Single by Billy Ocean

from the album Love Zone
- Released: 5 July 1986
- Recorded: 1985
- Genre: R&B, funk
- Length: 5:36 (Album Version) 4:17 (Radio Edit)
- Label: Jive
- Songwriter(s): Wayne Anton Brathwaite, Barry James Eastmond, Billy Ocean
- Producer(s): Barry Eastmond, Wayne Brathwaite

Billy Ocean singles chronology
| "There'll Be Sad Songs (To Make You Cry)" (1986) | "Love Zone" (1986) | "Love Is Forever" (1986) |

= Love Zone (song) =

"Love Zone" is the title track from Billy Ocean's 1986 album.
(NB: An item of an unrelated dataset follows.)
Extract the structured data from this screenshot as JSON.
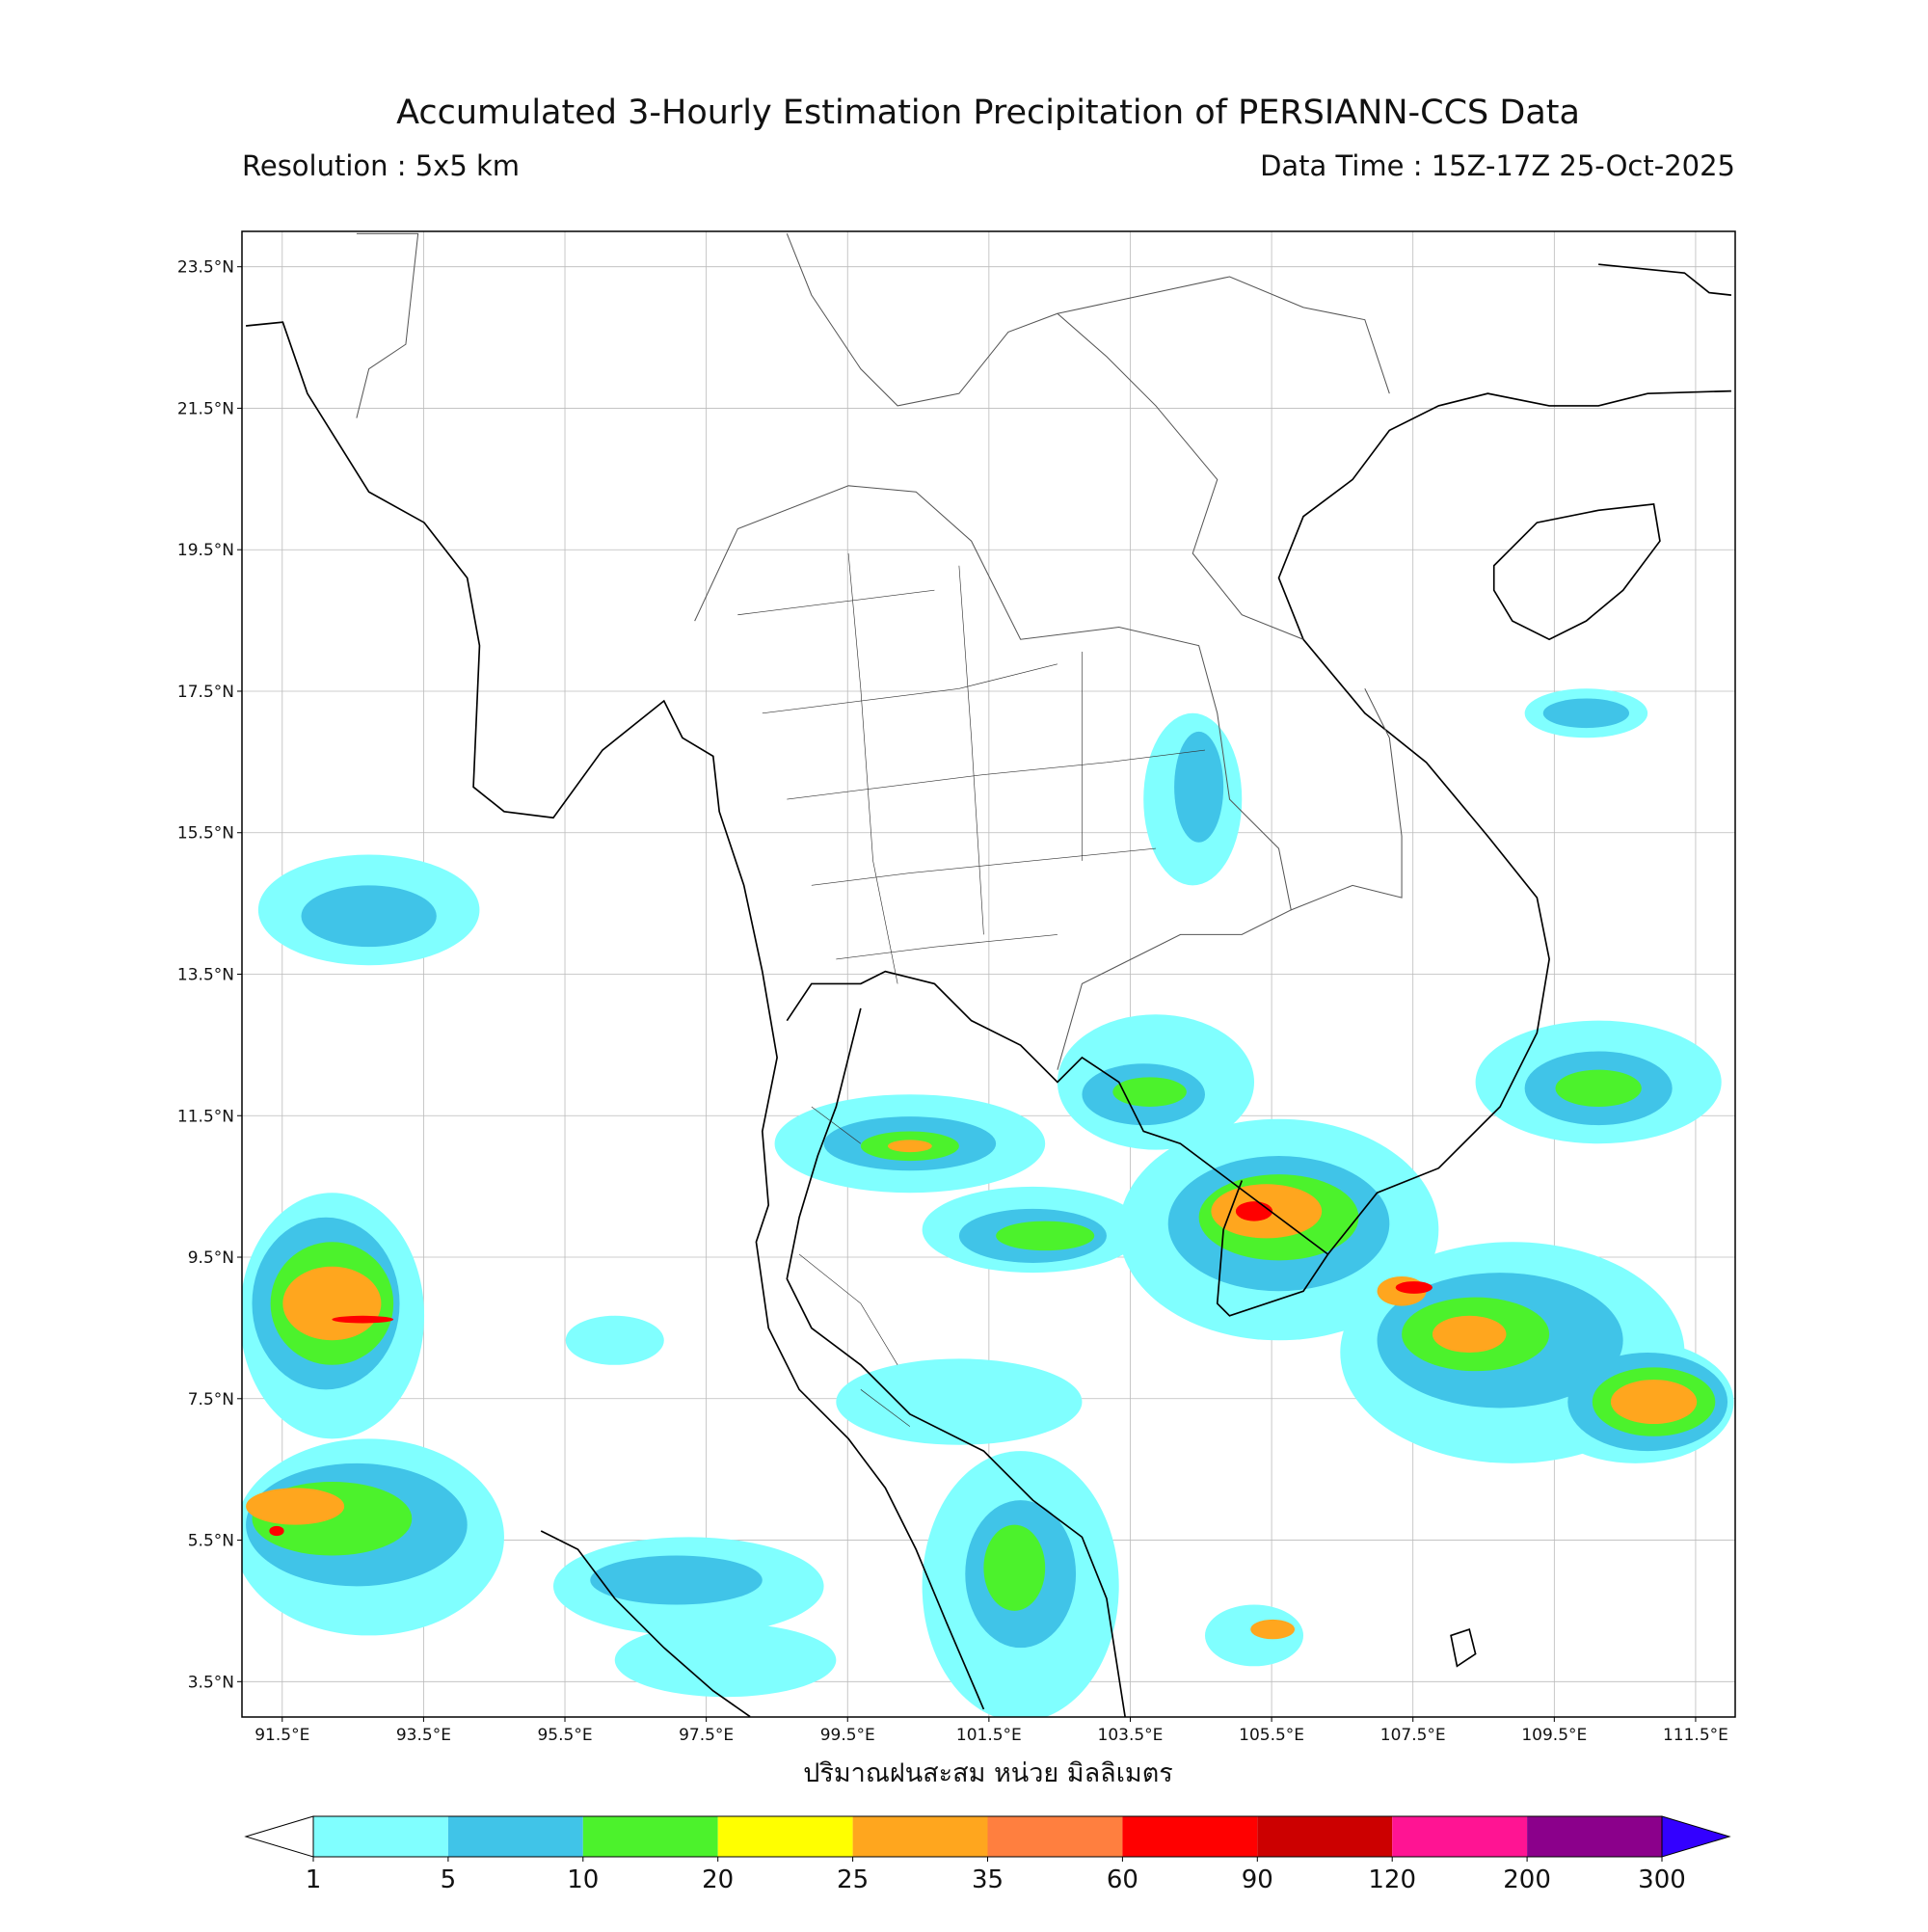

In the US, The ballad hit number one on the Billboard R&B chart and was his third single to hit the top spot. "Love Zone" also reached number ten on the Billboard Hot 100 and number five on the Adult Contemporary chart.

==Chart performance==

===Weekly charts===

| Chart (1986) | Peak position |
|---|---|
| Australia (Kent Music Report) | 91 |
| Canadian Singles (RPM) | 18 |
| New Zealand (Recorded Music NZ) | 31 |
| UK Singles (OCC) | 49 |
| US Billboard Hot 100 | 10 |
| US Adult Contemporary (Billboard) | 5 |
| US Hot R&B/Hip-Hop Songs (Billboard) | 1 |
| West Germany (GfK) | 73 |

===Year-end charts===

| Chart (1986) | Position |
|---|---|
| US Adult Contemporary (Billboard) | 42 |
| US Hot R&B/Hip-Hop Songs (Billboard) | 49 |

==Popular culture==
- The song was used for the characters of Tina Lord and Cord Roberts on the American soap opera One Life to Live.